“Every single sailor on board any ship still poses a potential risk to that network” when they establish a secure socket layer (SSL) connection to an outside website by, for example, checking Facebook, Bondura said. “Once that SSL connection is established, we cannot see – that whole DOD architecture that’s built there – cannot see what’s coming down that encrypted pipe.”
The broader act of phishing, which is less discriminate in its target, is apparently a Defense Department-wide problem, judging by a memo DOD Chief Information Officer Terry Halvorsen sent Pentagon employees in March. “Phishing continues to be successful because attackers do more research, evolve their tactics and seek out easy prey,” the memo said.

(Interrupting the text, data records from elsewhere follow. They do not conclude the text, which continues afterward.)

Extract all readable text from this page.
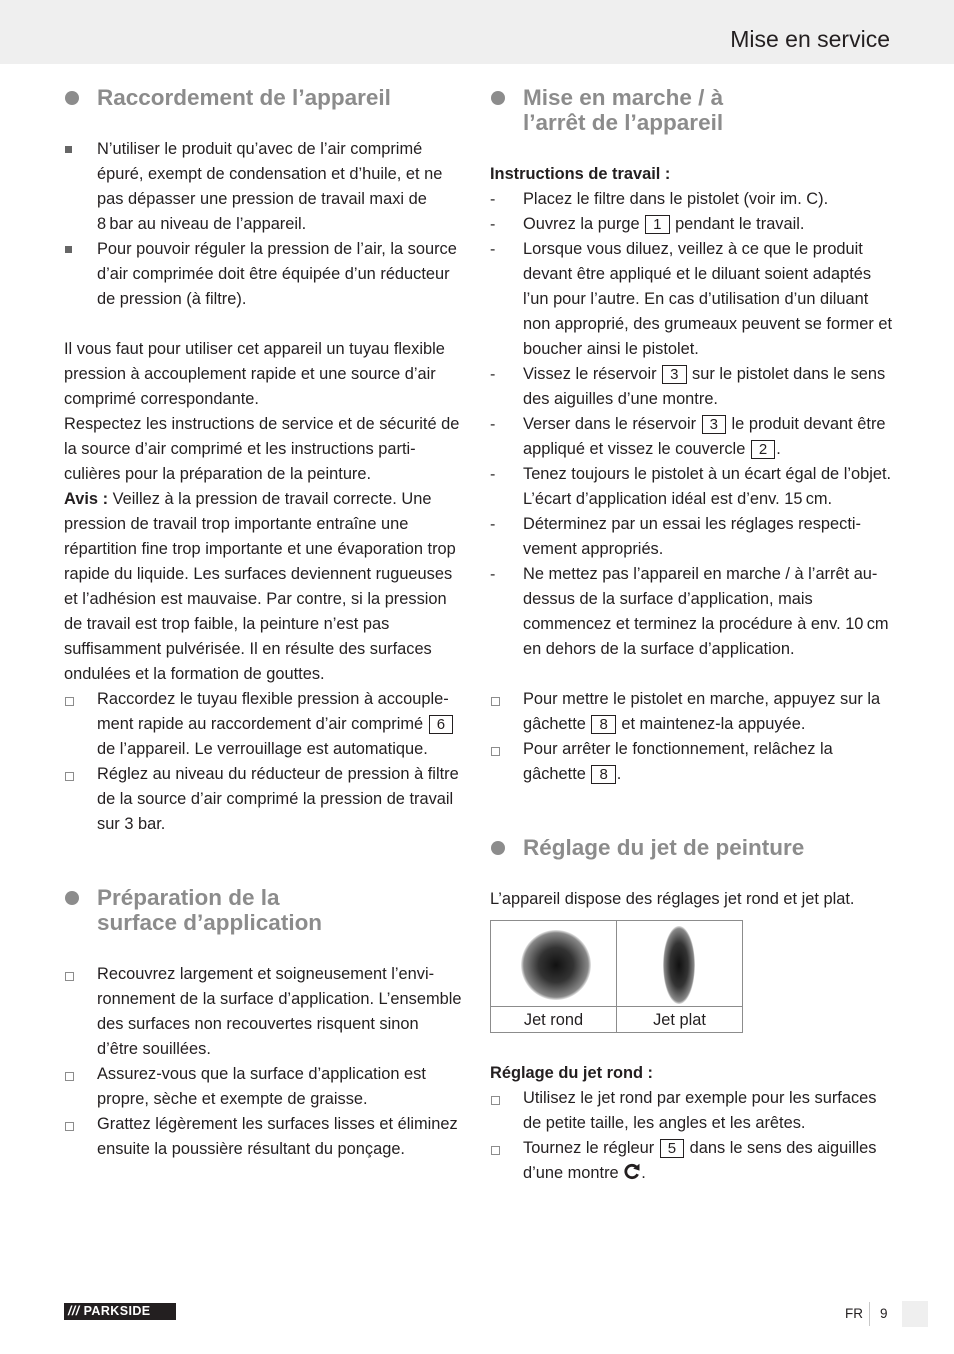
Mise en service
Raccordement de l’appareil
N’utiliser le produit qu’avec de l’air comprimé épuré, exempt de condensation et d’huile, et ne pas dépasser une pression de travail maxi de 8 bar au niveau de l’appareil.
Pour pouvoir réguler la pression de l’air, la source d’air comprimée doit être équipée d’un réducteur de pression (à filtre).
Il vous faut pour utiliser cet appareil un tuyau flexible pression à accouplement rapide et une source d’air comprimé correspondante.
Respectez les instructions de service et de sécurité de la source d’air comprimé et les instructions particulières pour la préparation de la peinture.
Avis : Veillez à la pression de travail correcte. Une pression de travail trop importante entraîne une répartition fine trop importante et une évaporation trop rapide du liquide. Les surfaces deviennent rugueuses et l’adhésion est mauvaise. Par contre, si la pression de travail est trop faible, la peinture n’est pas suffisamment pulvérisée. Il en résulte des surfaces ondulées et la formation de gouttes.
Raccordez le tuyau flexible pression à accouplement rapide au raccordement d’air comprimé 6 de l’appareil. Le verrouillage est automatique.
Réglez au niveau du réducteur de pression à filtre de la source d’air comprimé la pression de travail sur 3 bar.
Préparation de la
surface d’application
Recouvrez largement et soigneusement l’environnement de la surface d’application. L’ensemble des surfaces non recouvertes risquent sinon d’être souillées.
Assurez-vous que la surface d’application est propre, sèche et exempte de graisse.
Grattez légèrement les surfaces lisses et éliminez ensuite la poussière résultant du ponçage.
Mise en marche / à
l’arrêt de l’appareil
Instructions de travail :
-
Placez le filtre dans le pistolet (voir im. C).
-
Ouvrez la purge 1 pendant le travail.
-
Lorsque vous diluez, veillez à ce que le produit devant être appliqué et le diluant soient adaptés l’un pour l’autre. En cas d’utilisation d’un diluant non approprié, des grumeaux peuvent se former et boucher ainsi le pistolet.
-
Vissez le réservoir 3 sur le pistolet dans le sens des aiguilles d’une montre.
-
Verser dans le réservoir 3 le produit devant être appliqué et vissez le couvercle 2 .
-
Tenez toujours le pistolet à un écart égal de l’objet. L’écart d’application idéal est d’env. 15 cm.
-
Déterminez par un essai les réglages respectivement appropriés.
-
Ne mettez pas l’appareil en marche / à l’arrêt au-dessus de la surface d’application, mais commencez et terminez la procédure à env. 10 cm en dehors de la surface d’application.
Pour mettre le pistolet en marche, appuyez sur la gâchette 8 et maintenez-la appuyée.
Pour arrêter le fonctionnement, relâchez la gâchette 8 .
Réglage du jet de peinture
L’appareil dispose des réglages jet rond et jet plat.

Jet rond	Jet plat
Réglage du jet rond :
Utilisez le jet rond par exemple pour les surfaces de petite taille, les angles et les arêtes.
Tournez le régleur 5 dans le sens des aiguilles d’une montre .
/// PARKSIDE	FR 9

The Navy has a sprawling IT footprint. Securing all of it, absolutely, from cyber threats may be infeasible, so the service has set about prioritizing threats via a five-year plan it released in May. That plan drew on lessons learned from “Operation Rolling Tide,” a months-long operation begun in August 2013 to drive Iranian hackers off of the Navy Marine Corps Intranet, the service’s massive internal computer network.

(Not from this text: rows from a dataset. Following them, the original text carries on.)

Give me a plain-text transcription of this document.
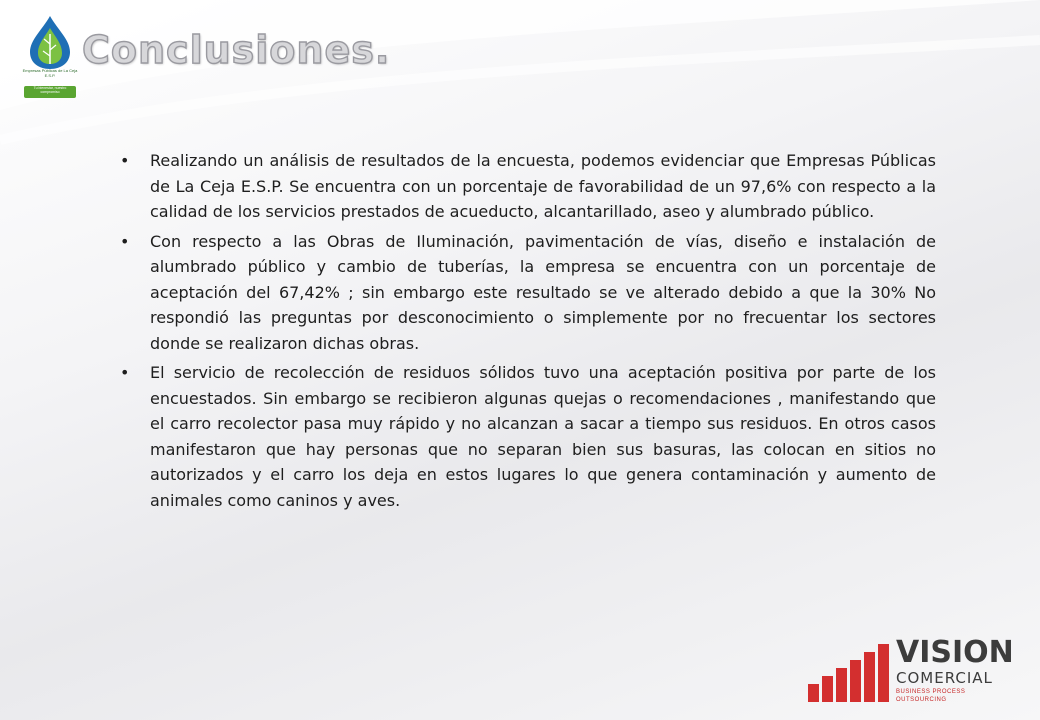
Empresas Públicas de La Ceja E.S.P.
Tu bienestar, nuestro compromiso
Conclusiones.
• Realizando un análisis de resultados de la encuesta, podemos evidenciar que Empresas Públicas de La Ceja E.S.P. Se encuentra con un porcentaje de favorabilidad de un 97,6% con respecto a la calidad de los servicios prestados de acueducto, alcantarillado, aseo y alumbrado público.
• Con respecto a las Obras de Iluminación, pavimentación de vías, diseño e instalación de alumbrado público y cambio de tuberías, la empresa se encuentra con un porcentaje de aceptación del 67,42% ; sin embargo este resultado se ve alterado debido a que la 30% No respondió las preguntas por desconocimiento o simplemente por no frecuentar los sectores donde se realizaron dichas obras.
• El servicio de recolección de residuos sólidos tuvo una aceptación positiva por parte de los encuestados. Sin embargo se recibieron algunas quejas o recomendaciones , manifestando que el carro recolector pasa muy rápido y no alcanzan a sacar a tiempo sus residuos. En otros casos manifestaron que hay personas que no separan bien sus basuras, las colocan en sitios no autorizados y el carro los deja en estos lugares lo que genera contaminación y aumento de animales como caninos y aves.
VISION
COMERCIAL
BUSINESS PROCESS OUTSOURCING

Phishing is the most popular attack vector for malicious actors simply because humans are the weakest link in the cyber defense chain. It is so easy to fool unsuspecting users, especially with the increasing sophistication attackers use these days, there is no need to use cliche hacking methods to compromise networks.

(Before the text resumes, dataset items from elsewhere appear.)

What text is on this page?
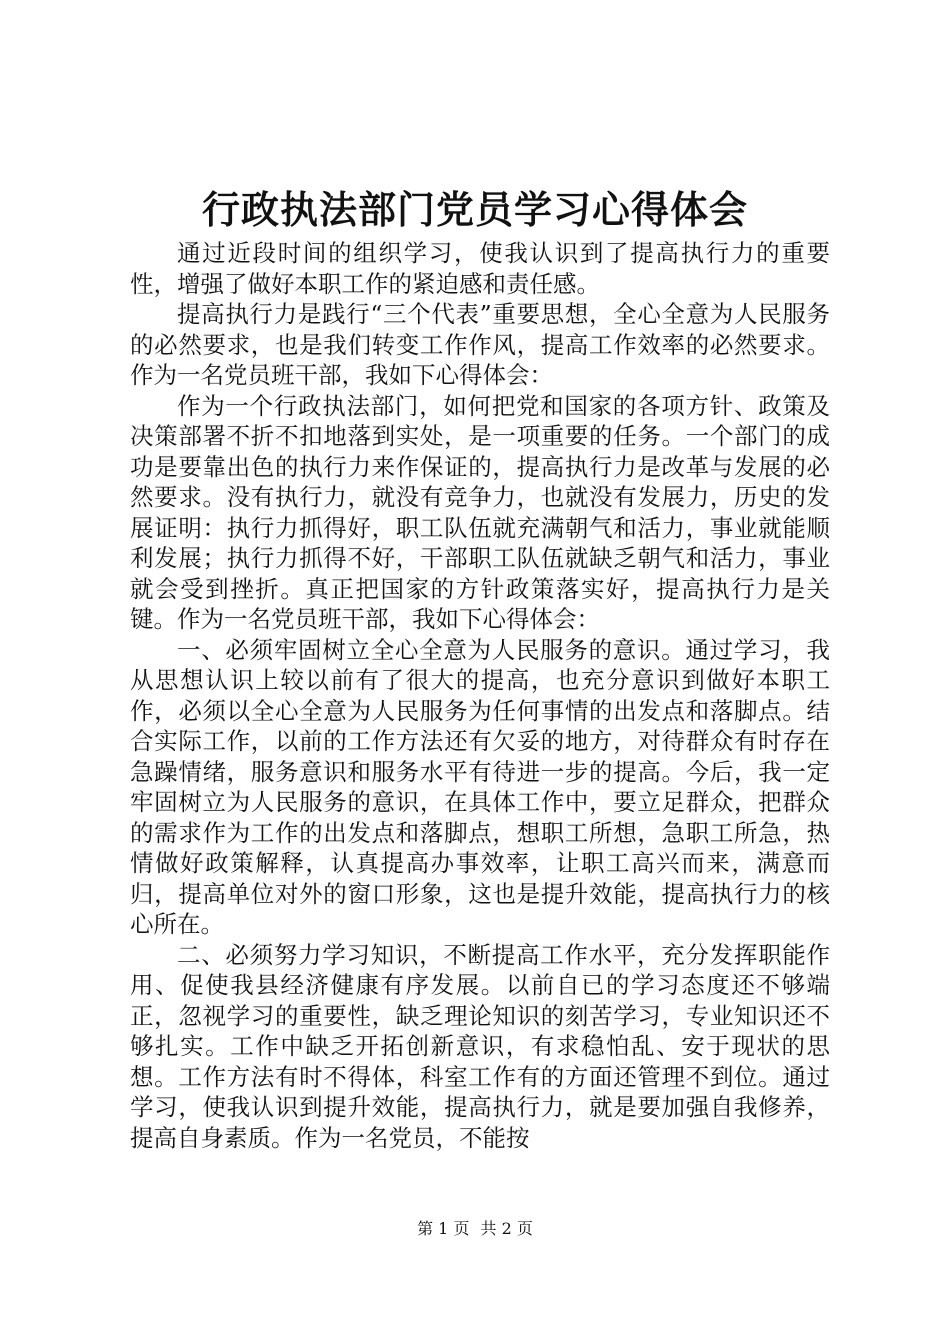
行政执法部门党员学习心得体会

通过近段时间的组织学习，使我认识到了提高执行力的重要性，增强了做好本职工作的紧迫感和责任感。

提高执行力是践行“三个代表”重要思想，全心全意为人民服务的必然要求，也是我们转变工作作风，提高工作效率的必然要求。作为一名党员班干部，我如下心得体会：

作为一个行政执法部门，如何把党和国家的各项方针、政策及决策部署不折不扣地落到实处，是一项重要的任务。一个部门的成功是要靠出色的执行力来作保证的，提高执行力是改革与发展的必然要求。没有执行力，就没有竞争力，也就没有发展力，历史的发展证明：执行力抓得好，职工队伍就充满朝气和活力，事业就能顺利发展；执行力抓得不好，干部职工队伍就缺乏朝气和活力，事业就会受到挫折。真正把国家的方针政策落实好，提高执行力是关键。作为一名党员班干部，我如下心得体会：

一、必须牢固树立全心全意为人民服务的意识。通过学习，我从思想认识上较以前有了很大的提高，也充分意识到做好本职工作，必须以全心全意为人民服务为任何事情的出发点和落脚点。结合实际工作，以前的工作方法还有欠妥的地方，对待群众有时存在急躁情绪，服务意识和服务水平有待进一步的提高。今后，我一定牢固树立为人民服务的意识，在具体工作中，要立足群众，把群众的需求作为工作的出发点和落脚点，想职工所想，急职工所急，热情做好政策解释，认真提高办事效率，让职工高兴而来，满意而归，提高单位对外的窗口形象，这也是提升效能，提高执行力的核心所在。

二、必须努力学习知识，不断提高工作水平，充分发挥职能作用、促使我县经济健康有序发展。以前自已的学习态度还不够端正，忽视学习的重要性，缺乏理论知识的刻苦学习，专业知识还不够扎实。工作中缺乏开拓创新意识，有求稳怕乱、安于现状的思想。工作方法有时不得体，科室工作有的方面还管理不到位。通过学习，使我认识到提升效能，提高执行力，就是要加强自我修养，提高自身素质。作为一名党员，不能按

第 1 页 共 2 页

All it takes is for one user to open up that malicious PDF attachments exploiting any of the myriad Adobe Acrobat vulnerabilities and your network is now phoning home to a potential nation-state command-and-control server without your knowledge. This is the type of problem not only the Navy faces, but every network. Better cyber defense tools are not the answer; increased cyber security awareness and user accountability are necessary to help mitigate this problem.